2. Learning generic competencies complementing academic knowledge

Acquiring generic competencies during studies will help the individual graduates, the

employers in private and public sectors, and the nation's economy and society as a whole, and

it ultimately furthers activity, discussion, examination and hence progress, growth and

innovation in the respective field of knowledge, which feeds the interest of academia in this

field.

Therefore, as education is placed in the hands of academics, institutions of higher education

should complement the teaching of discipline-specific knowledge with the necessary

elements of social, cognitive and emotional competence.

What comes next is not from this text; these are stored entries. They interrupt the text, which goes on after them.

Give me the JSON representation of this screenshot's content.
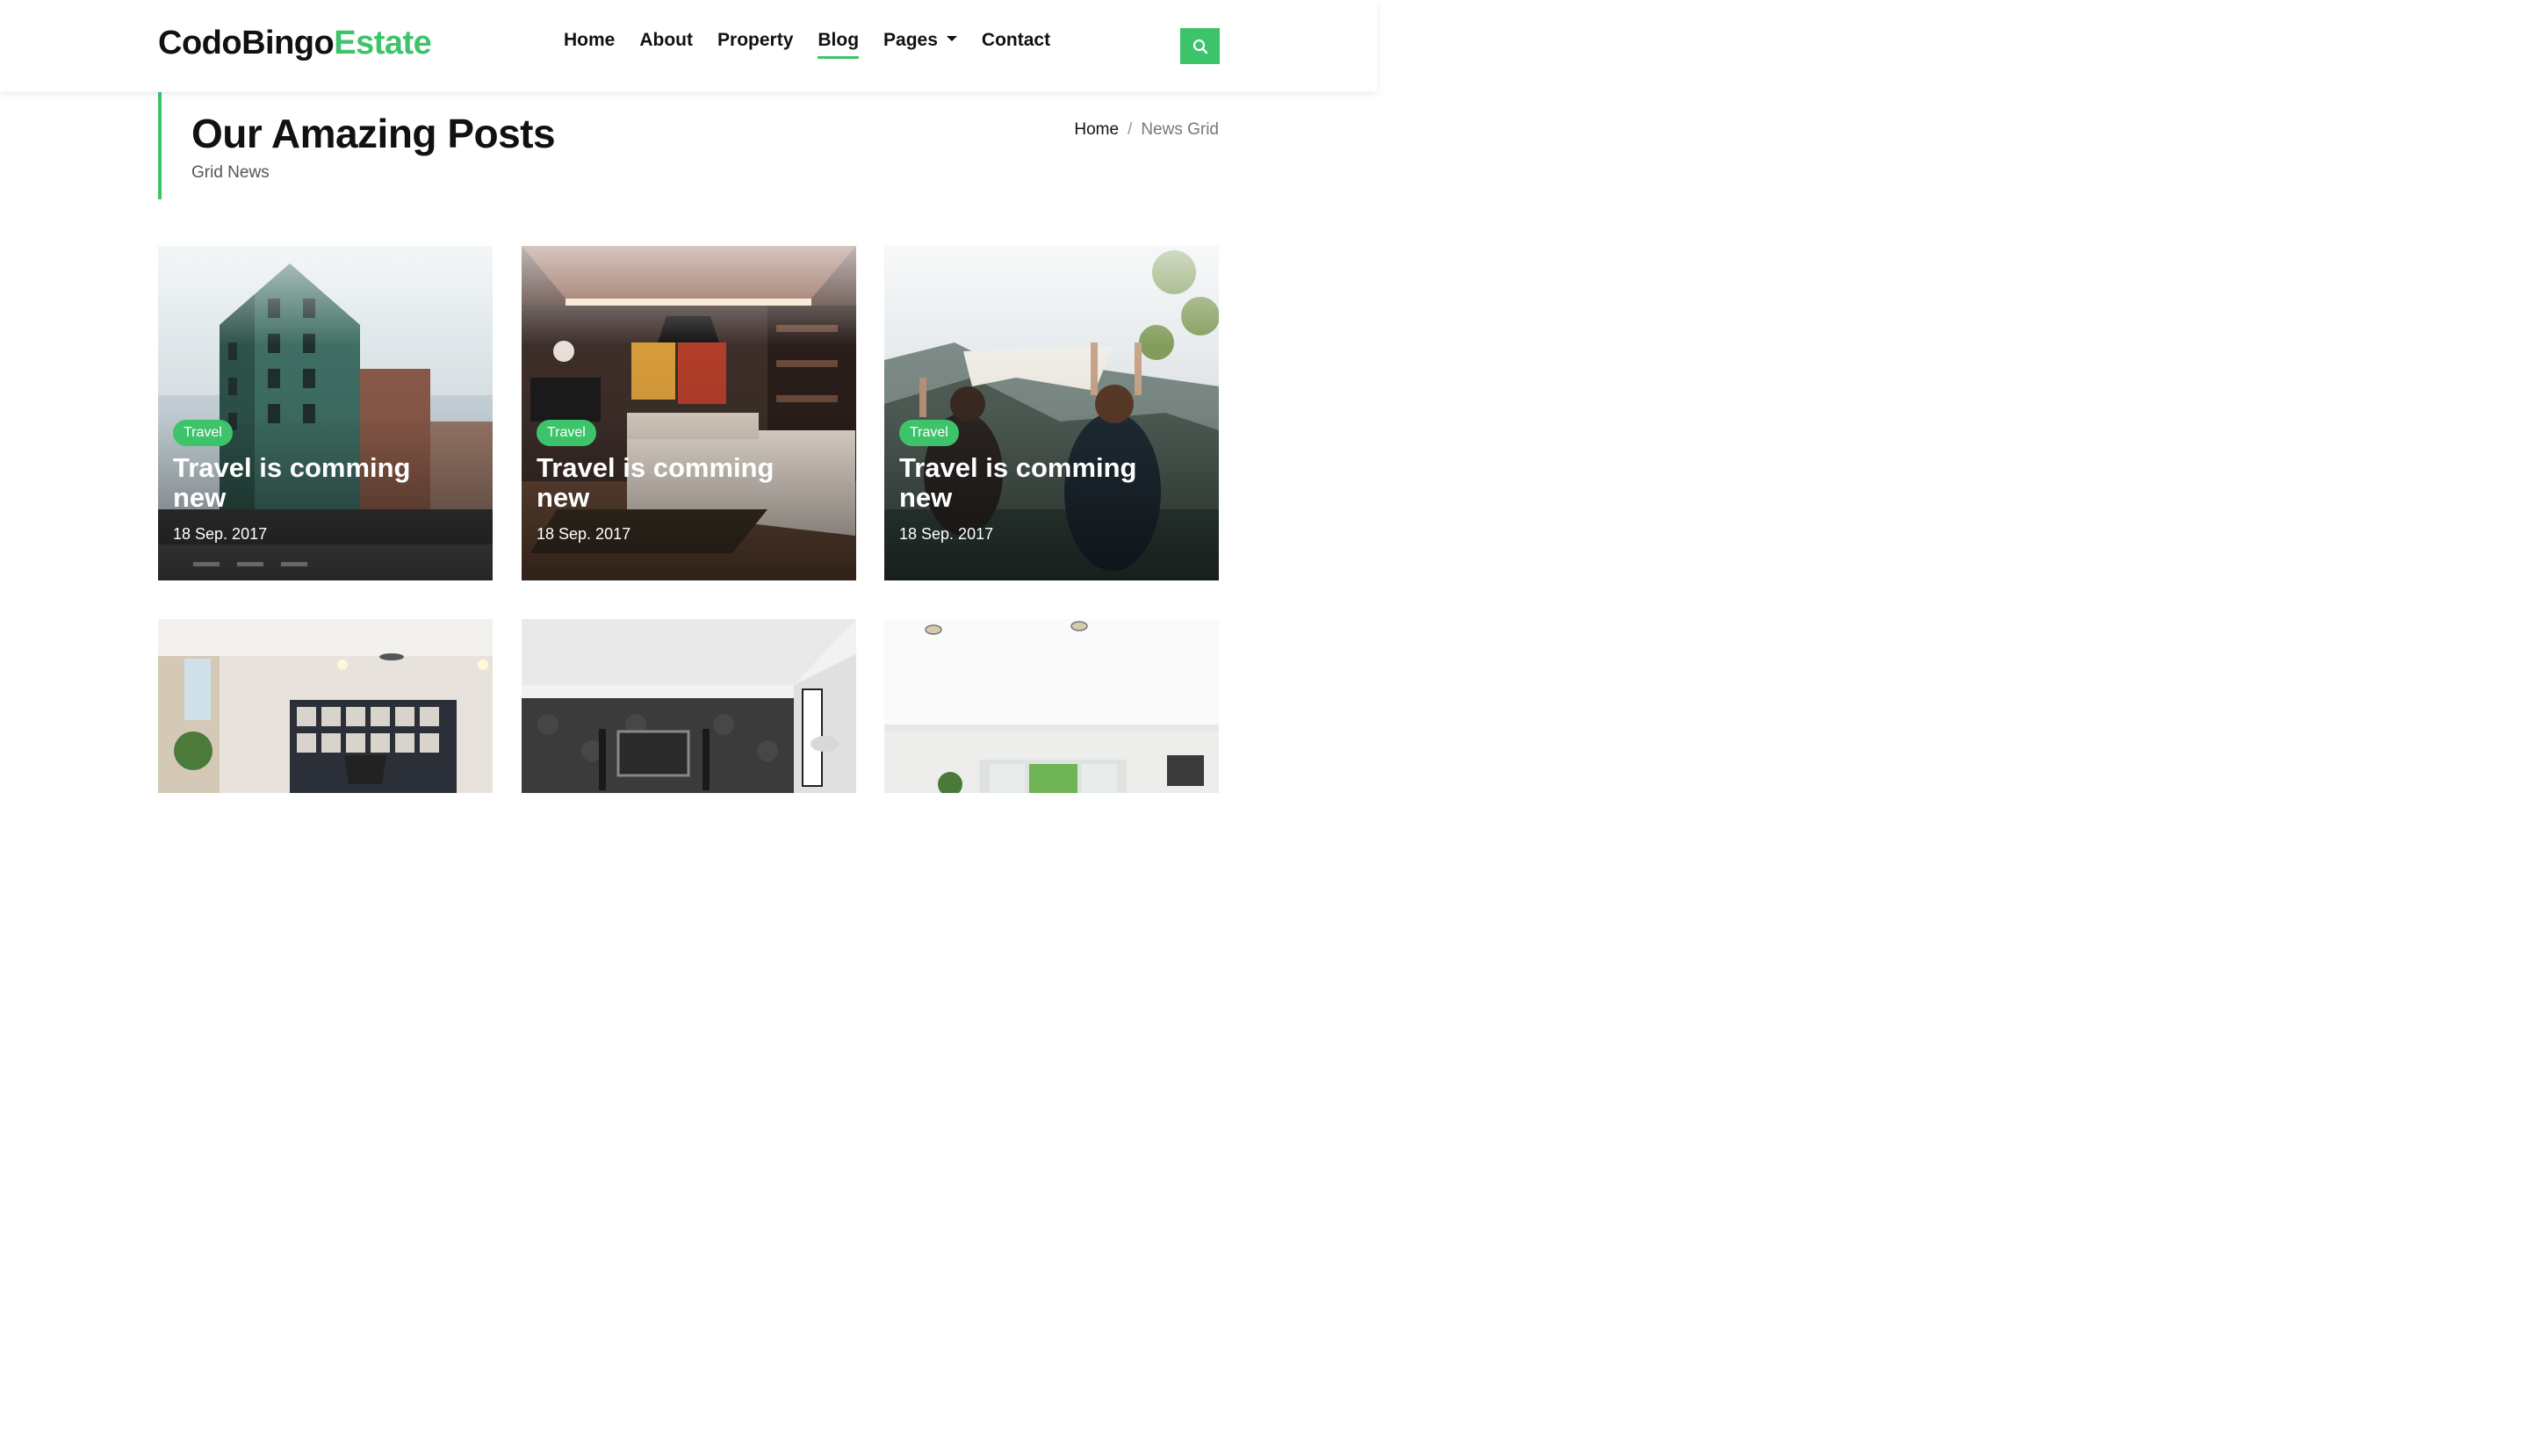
{
  "header": {
    "logo_main": "CodoBingo",
    "logo_accent": "Estate",
    "nav": [
      {
        "label": "Home"
      },
      {
        "label": "About"
      },
      {
        "label": "Property"
      },
      {
        "label": "Blog"
      },
      {
        "label": "Pages"
      },
      {
        "label": "Contact"
      }
    ],
    "active_nav": "Blog"
  },
  "page": {
    "title": "Our Amazing Posts",
    "subtitle": "Grid News"
  },
  "breadcrumb": {
    "home": "Home",
    "separator": "/",
    "current": "News Grid"
  },
  "posts": [
    {
      "tag": "Travel",
      "title": "Travel is comming new",
      "date": "18 Sep. 2017",
      "image": "city-building-street"
    },
    {
      "tag": "Travel",
      "title": "Travel is comming new",
      "date": "18 Sep. 2017",
      "image": "living-room-interior"
    },
    {
      "tag": "Travel",
      "title": "Travel is comming new",
      "date": "18 Sep. 2017",
      "image": "women-cliff-lake"
    },
    {
      "image": "room-with-shelves"
    },
    {
      "image": "room-with-tv-wall"
    },
    {
      "image": "bright-empty-room"
    }
  ],
  "colors": {
    "accent": "#3dc46a",
    "text": "#111111",
    "muted": "#777777"
  }
}
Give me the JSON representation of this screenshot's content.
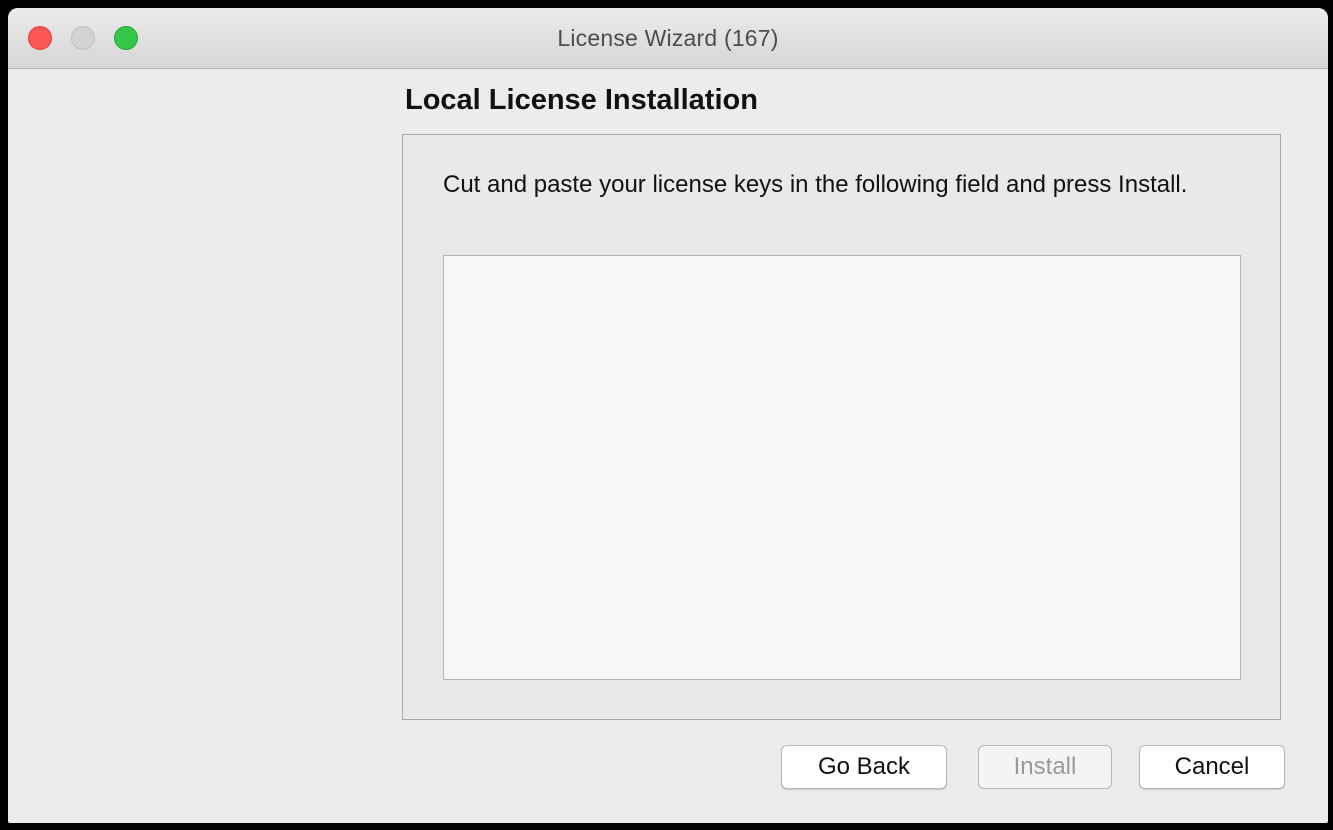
{
  "window": {
    "title": "License Wizard  (167)"
  },
  "page": {
    "heading": "Local License Installation",
    "instructions": "Cut and paste your license keys in the following field and press Install.",
    "license_keys_value": "",
    "license_keys_placeholder": ""
  },
  "buttons": {
    "go_back": "Go Back",
    "install": "Install",
    "install_enabled": false,
    "cancel": "Cancel"
  },
  "colors": {
    "close": "#fc5753",
    "minimize": "#d3d3d3",
    "zoom": "#33c748",
    "disabled_text": "#9a9a9a"
  }
}
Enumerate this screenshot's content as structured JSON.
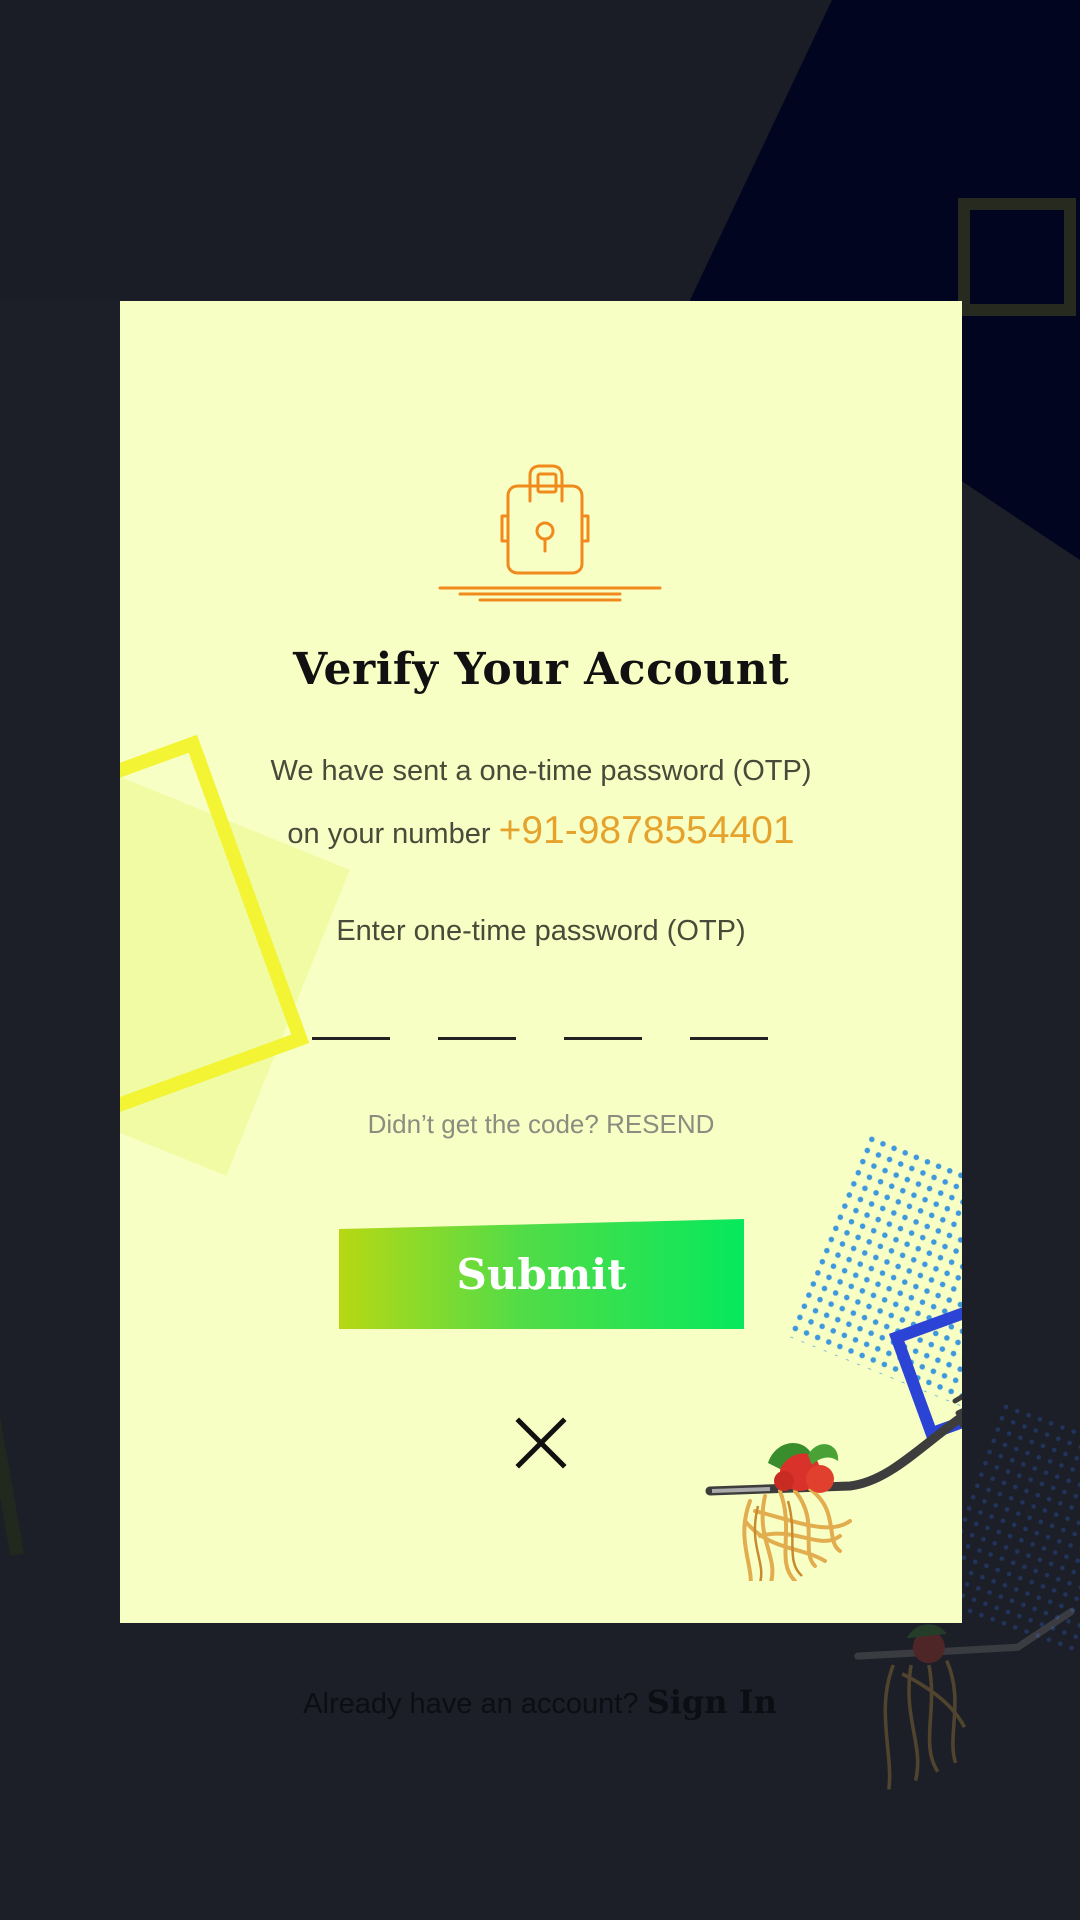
{
  "modal": {
    "title": "Verify Your Account",
    "message_line1": "We have sent a one-time password (OTP)",
    "message_line2_prefix": "on your number ",
    "phone_number": "+91-9878554401",
    "otp_label": "Enter one-time password (OTP)",
    "otp_digits": [
      "",
      "",
      "",
      ""
    ],
    "resend_prompt": "Didn’t get the code? ",
    "resend_link": "RESEND",
    "submit_label": "Submit"
  },
  "footer": {
    "prompt": "Already have an account? ",
    "signin_label": "Sign In"
  },
  "icons": {
    "lock": "lock-icon",
    "close": "close-icon"
  },
  "colors": {
    "background": "#1a1d25",
    "modal_background": "#f8ffc4",
    "phone_accent": "#e5a32d",
    "lock_stroke": "#f08a1c",
    "submit_gradient_start": "#b7d813",
    "submit_gradient_end": "#06e85c"
  }
}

At the outset, this requires education institutions and employers to identify which are these

skills.

2.1. Skills that employers expect from graduate employees

Employers worldwide want employees that are well-rounded with knowledge specific to the

discipline of their business (functional 'hard skills'), preferably supplemented with experience

from working in this field, and that have generic competencies that are needed to 'operate' in

the role in their workplace. The latter are typically referred to as (operational) 'soft skills'; in

fact, they are needed practically in any workplace i.e. they are not considered specific to the

respective job and area of functional/technical knowledge alone.

Both hard and soft skills together make up 'employability': Harvey (1999, p. 4) defines

employability as "the propensity (of the future employee) ... to exhibit attributes that

employers anticipate will be necessary for the future effective functioning of their

organization”.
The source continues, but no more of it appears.